I have been asked if I had ever used stereolithography in any of my work, and I haven’t mainly because I have not seen a need for it, or a need that exceeded the tedium of creating a 3d model and getting the print made. Joseph and I had looked into it back in 2005 when we were working on Solo Duets, but found it to be more efficient to sculpt a portrait. Basically we wanted the puppet to be a portrait of Joseph, but at 1:6 scale. We’d even had a 3d mesh made of his face using what we were able to access, but I ended up just spending a couple of evenings sculpting a bit of clay, as computers of the era didn’t seem capable of handling the 6 million floating point mesh that we had of Joseph’s face, and we’d already wasted weeks on this approach. Materialise had been available as a stereolithographic facility for years, but for what we needed oldschool techniques were faster and probably offered finer detail. I didn’t understand at the time, however, why figurines from games (or films) like Final Fantasy and Toy Story weren’t printed directly from the models used to make the films, but rather seemed to be interpreted by sculptors and rarely looked like the film characters.

I seem to have ended up on a tangent involving animation and stereolithography. I would be curious to see the process used within filmmaking, but it would have to become a completely inherent part of the process. Most of the time you start with hand drawings or sculptures to develop a 3d model anyway, and this is why I don’t often see a point in making a 3d model in order to create a sculpture unless there were another reason to have the 3d model in its own right.
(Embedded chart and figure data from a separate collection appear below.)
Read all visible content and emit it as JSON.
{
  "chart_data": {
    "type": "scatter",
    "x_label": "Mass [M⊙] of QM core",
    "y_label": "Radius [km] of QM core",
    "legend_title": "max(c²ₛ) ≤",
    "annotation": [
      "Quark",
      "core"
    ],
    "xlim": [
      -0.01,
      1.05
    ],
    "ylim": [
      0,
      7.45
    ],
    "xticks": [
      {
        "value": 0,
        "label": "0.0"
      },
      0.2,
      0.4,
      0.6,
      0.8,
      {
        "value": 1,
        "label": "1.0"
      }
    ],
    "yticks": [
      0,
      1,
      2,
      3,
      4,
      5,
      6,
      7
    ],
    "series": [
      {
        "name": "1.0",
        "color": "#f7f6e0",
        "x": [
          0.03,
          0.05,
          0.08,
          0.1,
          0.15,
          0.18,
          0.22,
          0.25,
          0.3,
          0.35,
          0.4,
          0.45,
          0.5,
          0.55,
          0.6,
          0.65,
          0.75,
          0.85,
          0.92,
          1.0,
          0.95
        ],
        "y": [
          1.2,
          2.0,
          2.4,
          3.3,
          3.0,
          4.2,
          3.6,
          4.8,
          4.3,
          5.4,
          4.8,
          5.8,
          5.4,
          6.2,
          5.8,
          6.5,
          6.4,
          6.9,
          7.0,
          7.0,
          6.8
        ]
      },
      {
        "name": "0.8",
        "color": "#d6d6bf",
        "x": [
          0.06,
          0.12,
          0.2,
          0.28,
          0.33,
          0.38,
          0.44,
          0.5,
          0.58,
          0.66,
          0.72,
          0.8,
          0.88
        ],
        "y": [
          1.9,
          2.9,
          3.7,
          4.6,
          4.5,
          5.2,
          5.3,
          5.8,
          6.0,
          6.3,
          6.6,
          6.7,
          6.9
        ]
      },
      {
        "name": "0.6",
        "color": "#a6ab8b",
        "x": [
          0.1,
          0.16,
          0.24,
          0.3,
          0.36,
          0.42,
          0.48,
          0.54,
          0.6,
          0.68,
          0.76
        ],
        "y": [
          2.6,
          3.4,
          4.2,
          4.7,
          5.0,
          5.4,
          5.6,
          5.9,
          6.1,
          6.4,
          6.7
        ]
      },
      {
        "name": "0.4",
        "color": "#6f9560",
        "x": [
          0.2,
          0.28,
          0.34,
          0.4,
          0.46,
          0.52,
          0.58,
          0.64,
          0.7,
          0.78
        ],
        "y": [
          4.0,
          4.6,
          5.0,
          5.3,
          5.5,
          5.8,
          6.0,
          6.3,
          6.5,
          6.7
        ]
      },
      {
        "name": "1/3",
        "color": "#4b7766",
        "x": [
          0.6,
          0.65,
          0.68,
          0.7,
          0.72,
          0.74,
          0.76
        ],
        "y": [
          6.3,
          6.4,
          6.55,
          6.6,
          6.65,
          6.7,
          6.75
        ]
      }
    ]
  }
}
For example it might be an interesting addition to the workflow of making a film to use Machinima as a storyboarding technique, with the intent of then printing puppets and using stop-motion to produce the final product. The occasionally arbitrary aspects of Machinima could add an interesting layer, either helping to homogenise conflict of opinion, or even helping work out the timing of movement, since the gaming engines all have physics of movement already built into them.
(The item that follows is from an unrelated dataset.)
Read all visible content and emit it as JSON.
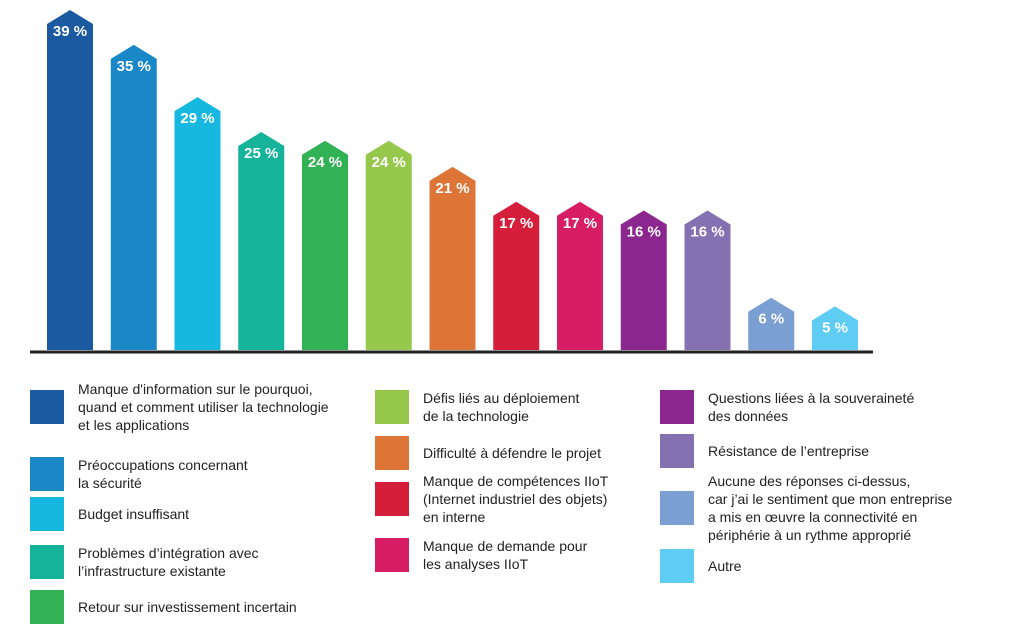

In conclusion, there never is an absolute right or wrong, but as I wrote yesterday it is often worth thinking about why you might chose to do something one or another way, and be ready to explain it. Most often it is good practice to chose to do something in a logical and complementing manner – and often the simplest approach will be the most rewarding. Occasionally it is worth looking at an approach that is a bit awkward but that will add an interesting quality to that which you are doing. Unless you are at the forefront of something completely outrageous like Memphis, it is rarely worth spending time on something which is destined to become outdated at short notice, unless you are comfortable adapting ahead of the trends you might be contributing to.